In the case of Non Dirlo, Veronesi’s imagination was stimulated by a specific event. Back in 1996, Pope John Paul II, sent copies of the Gospel According to Mark to Roman families, in preparation for the Great Jubilee of 2000. It was an invitation to re-awaken spirituality. Veronesi himself received a copy and that’s when he decided to read it. Although raised catholic, but not practicing, Veronesi shared the general idea that Mark’s Gospel is inferior to the others, especially to the most intellectual Gospel of Matthew (addressed in works by Pasolini and Rossellini). He figured that if the Pope had decided to send that one out there must have been a reason. It was being sent to the Romans, the same audience Mark had written it for. Mark is seen a storyteller with a mission, who, through his story, is spreading christianity. Veronesi himself, defined Mark’s Gospel, as a “conversion machine,” tuned on the imagination of its recipients.
The Gospel of Mark is believed to be the first and the one that inspired those written by Matthew and Luke. It is much shorter than the others and it narrates the ministry of Jesus, from his baptism by John the Baptist to his death and discovery of the empty tomb. It omits biographical stories, like the narration of his birth and his appearances after the resurrection, and important teachings, like the Sermon on the Mount. In this Gospel, Jesus is a man of action, someone whose identity must be kept hushed, who is not afraid to confront the Devil and evil, who performs miracles (heals the sick and feeds the hungry) who is at times hard to understand and leaves the disciples fearful and uncomprehending.

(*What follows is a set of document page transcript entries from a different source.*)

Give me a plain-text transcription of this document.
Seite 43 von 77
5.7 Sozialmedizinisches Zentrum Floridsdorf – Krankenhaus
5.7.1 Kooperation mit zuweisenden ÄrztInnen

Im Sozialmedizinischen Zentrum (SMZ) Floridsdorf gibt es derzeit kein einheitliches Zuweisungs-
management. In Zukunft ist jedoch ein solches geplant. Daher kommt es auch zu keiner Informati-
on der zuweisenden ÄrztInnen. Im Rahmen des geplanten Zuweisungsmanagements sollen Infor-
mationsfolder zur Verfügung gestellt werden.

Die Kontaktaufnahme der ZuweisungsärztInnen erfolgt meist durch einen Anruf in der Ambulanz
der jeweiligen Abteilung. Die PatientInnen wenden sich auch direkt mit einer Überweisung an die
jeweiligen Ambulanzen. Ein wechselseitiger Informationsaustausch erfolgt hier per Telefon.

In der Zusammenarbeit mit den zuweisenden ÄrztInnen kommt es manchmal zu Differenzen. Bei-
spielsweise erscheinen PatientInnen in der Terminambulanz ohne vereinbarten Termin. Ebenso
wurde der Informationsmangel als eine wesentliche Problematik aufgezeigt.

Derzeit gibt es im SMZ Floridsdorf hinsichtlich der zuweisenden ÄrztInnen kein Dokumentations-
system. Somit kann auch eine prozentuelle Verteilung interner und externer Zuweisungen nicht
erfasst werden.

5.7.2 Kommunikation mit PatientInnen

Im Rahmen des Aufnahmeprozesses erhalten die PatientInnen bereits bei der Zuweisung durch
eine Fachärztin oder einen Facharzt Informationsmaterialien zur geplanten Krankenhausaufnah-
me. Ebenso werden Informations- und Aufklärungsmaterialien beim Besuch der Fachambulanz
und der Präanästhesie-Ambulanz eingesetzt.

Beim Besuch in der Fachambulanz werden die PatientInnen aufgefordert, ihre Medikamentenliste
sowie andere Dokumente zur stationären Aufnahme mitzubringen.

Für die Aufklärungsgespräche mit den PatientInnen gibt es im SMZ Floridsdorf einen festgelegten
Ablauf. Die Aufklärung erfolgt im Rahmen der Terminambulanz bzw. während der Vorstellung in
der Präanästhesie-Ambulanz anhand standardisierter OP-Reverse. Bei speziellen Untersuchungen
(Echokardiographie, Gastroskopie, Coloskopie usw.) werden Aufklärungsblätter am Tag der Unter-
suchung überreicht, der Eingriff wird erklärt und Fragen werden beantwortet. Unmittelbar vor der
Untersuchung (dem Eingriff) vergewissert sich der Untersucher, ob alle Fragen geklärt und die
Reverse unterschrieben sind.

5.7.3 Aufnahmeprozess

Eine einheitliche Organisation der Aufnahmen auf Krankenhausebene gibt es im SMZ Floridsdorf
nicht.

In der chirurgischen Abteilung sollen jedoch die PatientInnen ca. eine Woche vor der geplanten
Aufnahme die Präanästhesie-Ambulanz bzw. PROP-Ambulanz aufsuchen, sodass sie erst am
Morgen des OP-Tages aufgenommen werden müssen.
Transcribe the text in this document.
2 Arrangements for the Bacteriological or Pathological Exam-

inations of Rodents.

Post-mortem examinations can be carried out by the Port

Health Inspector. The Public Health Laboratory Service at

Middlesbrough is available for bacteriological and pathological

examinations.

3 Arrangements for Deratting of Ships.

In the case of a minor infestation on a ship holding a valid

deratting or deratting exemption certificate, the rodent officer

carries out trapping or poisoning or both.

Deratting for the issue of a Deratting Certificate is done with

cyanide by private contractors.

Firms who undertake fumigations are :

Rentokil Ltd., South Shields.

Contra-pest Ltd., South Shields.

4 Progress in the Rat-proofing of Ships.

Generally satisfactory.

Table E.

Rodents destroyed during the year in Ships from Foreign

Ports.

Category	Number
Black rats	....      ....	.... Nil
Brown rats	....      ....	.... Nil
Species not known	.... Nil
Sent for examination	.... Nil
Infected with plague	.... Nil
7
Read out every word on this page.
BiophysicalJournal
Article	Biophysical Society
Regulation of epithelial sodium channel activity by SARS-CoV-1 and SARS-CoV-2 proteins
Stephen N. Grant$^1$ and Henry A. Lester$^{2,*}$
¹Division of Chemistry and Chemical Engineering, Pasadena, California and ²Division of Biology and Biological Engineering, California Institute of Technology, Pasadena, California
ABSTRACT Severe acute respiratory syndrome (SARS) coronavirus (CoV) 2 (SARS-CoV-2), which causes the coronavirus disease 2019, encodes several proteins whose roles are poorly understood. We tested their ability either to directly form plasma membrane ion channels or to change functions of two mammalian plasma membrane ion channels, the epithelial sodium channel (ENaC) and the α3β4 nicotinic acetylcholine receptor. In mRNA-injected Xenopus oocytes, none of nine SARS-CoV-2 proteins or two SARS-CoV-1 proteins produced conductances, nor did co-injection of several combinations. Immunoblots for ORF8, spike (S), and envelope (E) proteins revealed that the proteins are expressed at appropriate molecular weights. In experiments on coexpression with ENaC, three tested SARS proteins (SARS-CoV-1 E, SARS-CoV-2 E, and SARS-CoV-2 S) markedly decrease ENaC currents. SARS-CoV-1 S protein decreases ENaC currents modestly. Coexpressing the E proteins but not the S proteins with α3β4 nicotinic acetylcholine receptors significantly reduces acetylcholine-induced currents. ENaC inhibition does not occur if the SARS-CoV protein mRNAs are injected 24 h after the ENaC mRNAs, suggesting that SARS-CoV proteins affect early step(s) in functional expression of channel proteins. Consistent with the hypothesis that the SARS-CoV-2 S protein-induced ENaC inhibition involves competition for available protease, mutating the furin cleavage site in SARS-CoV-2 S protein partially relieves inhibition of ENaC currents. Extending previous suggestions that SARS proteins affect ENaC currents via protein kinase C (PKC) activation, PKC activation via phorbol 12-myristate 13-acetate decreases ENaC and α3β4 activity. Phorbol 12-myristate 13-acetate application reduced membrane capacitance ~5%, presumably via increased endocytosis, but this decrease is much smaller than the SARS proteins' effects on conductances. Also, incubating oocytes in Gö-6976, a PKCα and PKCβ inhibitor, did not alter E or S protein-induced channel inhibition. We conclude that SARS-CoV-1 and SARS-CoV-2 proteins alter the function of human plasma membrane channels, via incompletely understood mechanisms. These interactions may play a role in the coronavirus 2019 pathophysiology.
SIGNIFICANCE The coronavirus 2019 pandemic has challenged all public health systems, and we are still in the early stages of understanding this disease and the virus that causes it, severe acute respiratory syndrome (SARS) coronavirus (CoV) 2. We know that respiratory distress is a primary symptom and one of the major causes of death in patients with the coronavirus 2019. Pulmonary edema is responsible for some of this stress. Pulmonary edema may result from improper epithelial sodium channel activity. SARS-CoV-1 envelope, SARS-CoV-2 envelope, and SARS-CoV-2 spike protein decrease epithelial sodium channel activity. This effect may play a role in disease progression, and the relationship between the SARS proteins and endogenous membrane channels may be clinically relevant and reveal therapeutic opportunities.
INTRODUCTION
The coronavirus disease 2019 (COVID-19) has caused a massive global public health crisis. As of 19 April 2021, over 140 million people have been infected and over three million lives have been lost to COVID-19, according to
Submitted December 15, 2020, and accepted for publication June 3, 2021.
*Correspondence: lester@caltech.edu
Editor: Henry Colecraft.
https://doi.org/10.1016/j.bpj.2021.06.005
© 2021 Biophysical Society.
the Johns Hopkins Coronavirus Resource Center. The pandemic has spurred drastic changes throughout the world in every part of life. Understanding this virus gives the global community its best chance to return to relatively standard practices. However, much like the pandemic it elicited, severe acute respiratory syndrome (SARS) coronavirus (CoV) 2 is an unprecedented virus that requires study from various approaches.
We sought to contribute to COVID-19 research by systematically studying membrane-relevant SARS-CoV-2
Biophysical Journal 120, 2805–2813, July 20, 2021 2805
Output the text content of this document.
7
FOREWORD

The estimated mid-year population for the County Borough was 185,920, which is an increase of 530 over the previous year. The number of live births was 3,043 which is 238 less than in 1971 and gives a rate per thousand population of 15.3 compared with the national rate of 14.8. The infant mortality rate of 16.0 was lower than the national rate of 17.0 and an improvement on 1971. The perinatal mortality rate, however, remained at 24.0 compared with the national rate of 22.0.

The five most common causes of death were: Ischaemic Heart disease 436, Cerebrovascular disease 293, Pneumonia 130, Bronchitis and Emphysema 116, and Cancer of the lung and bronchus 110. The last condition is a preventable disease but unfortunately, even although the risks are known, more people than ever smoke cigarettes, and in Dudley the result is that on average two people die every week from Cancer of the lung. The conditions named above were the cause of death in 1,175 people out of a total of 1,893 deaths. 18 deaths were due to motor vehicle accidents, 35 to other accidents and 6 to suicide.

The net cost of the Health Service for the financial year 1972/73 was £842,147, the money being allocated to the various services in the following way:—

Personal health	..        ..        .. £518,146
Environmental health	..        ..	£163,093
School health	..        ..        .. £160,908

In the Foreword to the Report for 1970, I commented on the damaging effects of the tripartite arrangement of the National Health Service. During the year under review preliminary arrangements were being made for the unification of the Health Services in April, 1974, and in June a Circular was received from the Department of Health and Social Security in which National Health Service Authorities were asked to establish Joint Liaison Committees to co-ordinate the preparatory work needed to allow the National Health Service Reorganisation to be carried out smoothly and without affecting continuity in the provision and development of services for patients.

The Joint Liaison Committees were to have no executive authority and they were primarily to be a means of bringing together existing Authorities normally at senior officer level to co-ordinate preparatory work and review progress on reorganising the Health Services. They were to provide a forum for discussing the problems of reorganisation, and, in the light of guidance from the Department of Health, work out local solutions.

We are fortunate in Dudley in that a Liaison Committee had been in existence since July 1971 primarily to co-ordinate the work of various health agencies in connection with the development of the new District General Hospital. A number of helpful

At the performance of Non Dirlo, we witnessed a master storyteller, Veronesi, illustrating to the audience the work of another master. Brilliant punch lines and unexpected cinematographic metaphors, transform the austere text into a relatable story without ever trivializing it, but actually making it simply captivating.
Regardless of your religion, or even wether you are religious or not, this monologue casts a glance at the gospel as an innovative book that introduced flashbacks, reverse perspective and several other narrative tricks. All with the purpose of converting the Romans, a population of men of action, who have no time for theory and unpracticality and who enjoy life in a basic way with all its pleasures.
So how does someone, an aspiring writer, master the art of storytelling? Experts have come up with a bunch of general rules, but two are the most significant. As per, Kathryn Cave, editor, IDG Connect International: “Find the human story: A lot of written material fundamentally fails because it doesn’t lead with the most interesting material. Usually with human stories the more emotive the tale and the more people can relate the better it will perform. People ultimately need to take a journey and identify with characters.”
Mark presents the story of a man, who is also the son of God, but as God and demons recognize his identity, both the disciples and the crowds fail to recognize him. Veronesi makes a parallel to the famed TV show Columbo, where we know who the killer is within the first minutes of the episode which then continues to show us the process that leads to the discovery. In order to discover who Jesus really is, Mark shows us his actions, not his words, what he does proves who he is. Mark leads us to the crucial turning point of the crucifixion, where the hero, capable of performing miracles never seen before, chooses an upsetting destiny. As an audience member, and a reader, it is easy to identify with the disciples and the crowds, taken by the magic of Jesus’ deeds, the desire to understand them. This takes us to the second rule. “Know your audience.”